Wednesday 15 October 2008

The Salisbury Manuscript

The Salisbury Manuscript by Philip Gooden is this writers first foray into the world of the Victorian whodunnit and a very creditable effort it is. This is not his first novel, however, as he is the author of a series of Elizabethan murder mysteries. This book opens with a murder on a bleak hillside on the outskirts of Salisbury which is the site of an ancient hill fort and burial mound. The action then turns to the main character in the book, Tom Ansell, a young lawyer from a London firm which represents a Canon of Salisbury Cathedral. Ansell is despatched to Salisbury to receive a manuscript from Canon Slater which comprises the rather compromising memoirs of his late father. Slater requires that these be locked away until after his death. Needless to say this unfortunate event occurs much sooner than the Canon anticipates.

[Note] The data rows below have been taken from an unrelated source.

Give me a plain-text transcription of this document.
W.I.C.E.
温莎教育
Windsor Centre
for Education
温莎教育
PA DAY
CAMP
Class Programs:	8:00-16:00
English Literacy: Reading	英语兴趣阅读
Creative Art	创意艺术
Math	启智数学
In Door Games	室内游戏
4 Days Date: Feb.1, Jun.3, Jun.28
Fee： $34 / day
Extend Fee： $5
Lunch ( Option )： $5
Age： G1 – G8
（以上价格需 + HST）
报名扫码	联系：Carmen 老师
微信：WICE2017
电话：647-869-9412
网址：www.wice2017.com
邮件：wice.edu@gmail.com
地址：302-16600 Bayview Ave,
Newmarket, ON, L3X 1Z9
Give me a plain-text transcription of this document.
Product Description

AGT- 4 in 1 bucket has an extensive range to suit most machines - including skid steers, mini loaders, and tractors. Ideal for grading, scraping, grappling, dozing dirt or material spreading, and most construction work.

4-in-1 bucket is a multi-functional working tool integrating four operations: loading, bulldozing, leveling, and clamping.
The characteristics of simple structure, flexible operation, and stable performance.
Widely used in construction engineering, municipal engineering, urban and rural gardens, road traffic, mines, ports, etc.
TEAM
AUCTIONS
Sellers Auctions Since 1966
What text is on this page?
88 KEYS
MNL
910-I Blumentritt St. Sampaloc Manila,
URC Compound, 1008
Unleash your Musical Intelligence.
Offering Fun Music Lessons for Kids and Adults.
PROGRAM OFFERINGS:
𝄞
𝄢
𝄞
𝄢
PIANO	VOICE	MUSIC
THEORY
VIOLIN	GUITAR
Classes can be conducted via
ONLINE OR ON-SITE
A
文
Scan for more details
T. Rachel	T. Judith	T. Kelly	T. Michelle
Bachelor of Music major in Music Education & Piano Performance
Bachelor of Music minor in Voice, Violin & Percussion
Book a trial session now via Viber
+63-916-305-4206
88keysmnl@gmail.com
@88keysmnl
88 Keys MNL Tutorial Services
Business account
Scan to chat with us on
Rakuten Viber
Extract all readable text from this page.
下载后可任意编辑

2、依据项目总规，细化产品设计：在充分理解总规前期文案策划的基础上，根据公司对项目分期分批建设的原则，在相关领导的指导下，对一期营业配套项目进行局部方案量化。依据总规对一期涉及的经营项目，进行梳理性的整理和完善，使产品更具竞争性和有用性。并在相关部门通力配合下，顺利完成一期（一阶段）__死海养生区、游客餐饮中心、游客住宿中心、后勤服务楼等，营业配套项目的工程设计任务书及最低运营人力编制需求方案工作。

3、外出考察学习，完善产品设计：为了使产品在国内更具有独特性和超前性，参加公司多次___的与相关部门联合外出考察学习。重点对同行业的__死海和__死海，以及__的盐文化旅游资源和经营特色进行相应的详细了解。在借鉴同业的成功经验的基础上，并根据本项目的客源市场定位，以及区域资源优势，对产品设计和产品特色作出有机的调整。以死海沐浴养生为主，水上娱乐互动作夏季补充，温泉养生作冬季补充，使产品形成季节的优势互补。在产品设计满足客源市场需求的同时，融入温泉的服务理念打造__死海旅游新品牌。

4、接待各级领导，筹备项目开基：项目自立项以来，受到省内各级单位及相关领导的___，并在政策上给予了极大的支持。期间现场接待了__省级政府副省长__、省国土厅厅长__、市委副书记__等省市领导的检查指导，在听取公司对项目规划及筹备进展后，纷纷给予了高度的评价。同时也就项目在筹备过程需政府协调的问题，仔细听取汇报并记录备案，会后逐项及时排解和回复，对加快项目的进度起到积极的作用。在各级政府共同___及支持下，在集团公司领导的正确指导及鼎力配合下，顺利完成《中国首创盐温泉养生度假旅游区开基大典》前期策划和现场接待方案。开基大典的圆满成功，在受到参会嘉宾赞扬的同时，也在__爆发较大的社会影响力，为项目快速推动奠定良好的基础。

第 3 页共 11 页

Ansell is suspected and arrested and in order to clear his name begins to make his own enquiries among the many unusual characters within the Slater familly and the community that lives within the shadow of the great Cathedral. In this he is assisted by his fiancee, Helen Scott, who is a very independant minded and foeceful character for the period in which the book is set. Would an unmarried middle class young lady be given the freedom that Miss Scott has in the eighteen seventies? Perhaps it is churlish to mention this when Mr Gooden has provided us with such an entertaining story. I am sure that Mr Gooden plans more adventures of Tom Ansell and Helen Scott and if they are as good as this they will be worth waiting for.